Hujan turun dengan derasnya, tanpa sedikit
permisi atau memperingatkan. Tak membuat gadis manis itu bergeming dari
tempatnya. Mungkin inilah kesedihannya yang sangat mendalam. Dia menyesal belum
bisa membuat Ibunya bahagia. Belum bisa memberikan hadiah apapun untuk Ibunya
tepat saat ini Ibunya ulang tahun. Hari dimana Ibunya dilahirkan dan juga
Ibunya meninggalkannya untuk selamanya.
“Mah, apa aku
harus tinggal dengan orang yang membuatmu selalu menangis?”
Setahun datang
dengan cepat.
Tepat hari ini
Flora dan ketiga temannya sedang merayakan kelulusannya.

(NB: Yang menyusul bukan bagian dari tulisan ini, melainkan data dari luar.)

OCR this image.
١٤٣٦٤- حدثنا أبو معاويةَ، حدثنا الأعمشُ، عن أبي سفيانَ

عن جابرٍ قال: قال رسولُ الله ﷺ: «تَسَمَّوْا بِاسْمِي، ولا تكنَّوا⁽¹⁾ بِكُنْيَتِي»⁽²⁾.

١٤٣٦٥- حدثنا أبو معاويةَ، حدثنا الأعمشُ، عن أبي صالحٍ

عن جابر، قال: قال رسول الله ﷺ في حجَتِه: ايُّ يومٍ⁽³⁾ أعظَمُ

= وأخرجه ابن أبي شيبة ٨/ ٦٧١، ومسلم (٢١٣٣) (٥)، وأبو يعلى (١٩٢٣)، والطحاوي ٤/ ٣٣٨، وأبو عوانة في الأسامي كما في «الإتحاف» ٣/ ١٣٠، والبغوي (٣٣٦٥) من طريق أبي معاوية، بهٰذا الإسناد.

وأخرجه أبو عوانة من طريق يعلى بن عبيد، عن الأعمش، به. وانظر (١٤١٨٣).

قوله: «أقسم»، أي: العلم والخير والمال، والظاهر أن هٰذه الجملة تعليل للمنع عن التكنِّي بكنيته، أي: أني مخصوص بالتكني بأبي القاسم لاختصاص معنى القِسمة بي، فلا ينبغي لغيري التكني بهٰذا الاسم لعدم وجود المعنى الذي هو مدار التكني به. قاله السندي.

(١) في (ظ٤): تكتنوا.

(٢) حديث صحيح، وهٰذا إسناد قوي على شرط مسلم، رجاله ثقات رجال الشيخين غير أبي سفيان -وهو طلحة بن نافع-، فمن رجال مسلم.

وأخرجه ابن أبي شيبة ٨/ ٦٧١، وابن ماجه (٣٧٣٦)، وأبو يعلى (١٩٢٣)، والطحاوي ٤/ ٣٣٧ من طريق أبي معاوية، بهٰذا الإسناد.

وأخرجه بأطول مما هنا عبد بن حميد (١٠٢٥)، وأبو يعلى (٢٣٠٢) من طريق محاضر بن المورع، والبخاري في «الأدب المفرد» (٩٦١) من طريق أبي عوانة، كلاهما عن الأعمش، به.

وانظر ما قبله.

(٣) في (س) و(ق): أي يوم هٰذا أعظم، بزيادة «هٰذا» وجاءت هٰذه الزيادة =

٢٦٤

Semua bersorak sorai
ditaman yang kini riuh dengan suara cempreng Reina dan Eirin. Mereka memang
suka berteriak kalau sedang senang. Tak perduli dengan lingkungan taman yang
ramai.
“Ayo kita
minum sodanya.”ajak Reina sambil mengangkat minumannya pertanda untk cheers. Dan
semua temannya mengikuti dengan senang hati.
“Sukses buat
Eirin yang bisa up setelah putus dari pacarnya.”
“Buat Reina yang
akan melanjutkan sekolahnya keluar kota.”
“Untuk Gisel
yang akan bertunangan.”
“Untuk
kebahagian Flora kedepannya.”
Flora menatap
sendu ketiga temannya. Dia menitikan air mata dengan ucapan kompak
teman-temannya tanpa ada aba-aba sebelumnya. Semenjak kepergian Mamanya, dia
memilih tinggal di asrama. Beruntung disana ada Eirin yang sekamar dengannya. Dan
membuat Flora bisa menatap maju ke depan.
“Jika sedang
bahagia. Jangan menangis. Kau cengeng sekali Nona.”ucapan seorang cowok yang
baru datang membuat semua gadis itu mencari asal suara. Dia menatap cowok
dengan kulit putih yang tanpa disentuh pun bisa terasa sangat lembut. Matanya menatap
Flora sangat dalam. Tingginya lebih dari rata-rata dari cowok seusianya. Ia berjalan
mendekati Flora dan memeluknya.
“Maaf aku baru
kembali.”katanya lagi dan memeluk Flora lebih erat lagi.
“Kau curang. Aku
yang adikmu malah tidak kau peluk.”kata Gisel dengan nada cemburu. Cowok ini
adalah sepupu Gisel. Flora dan Gisel adalah teman sejak kecil. Vian, nama cowok
yang kini memeluk Gisel dan mencium keningnya. Ia kemudian memberikan senyuman
termanis untuk dua teman sepupunya yang lain.
“Bahagia itu
juga bisa menangis, Tuan. Ku kira akau lupa dengan kami disini.”
“Hahahha.. kau
tidak ahli berbohong Nona. Aku kembali untukmu.”
“Ish.. kau
tidak berubah. Selalu seperti ini.”
“Aku tidak
akan berubah Nona untuk terus mencintaimu.”
Dengan cepat
Vian memeluk Flora lebih erat lagi. “Kau tak merindukanku? Padahal aku sudah
mengharapkan kamu menciumku setelah pertemuan ini.”bisiknya pada telinga Flora.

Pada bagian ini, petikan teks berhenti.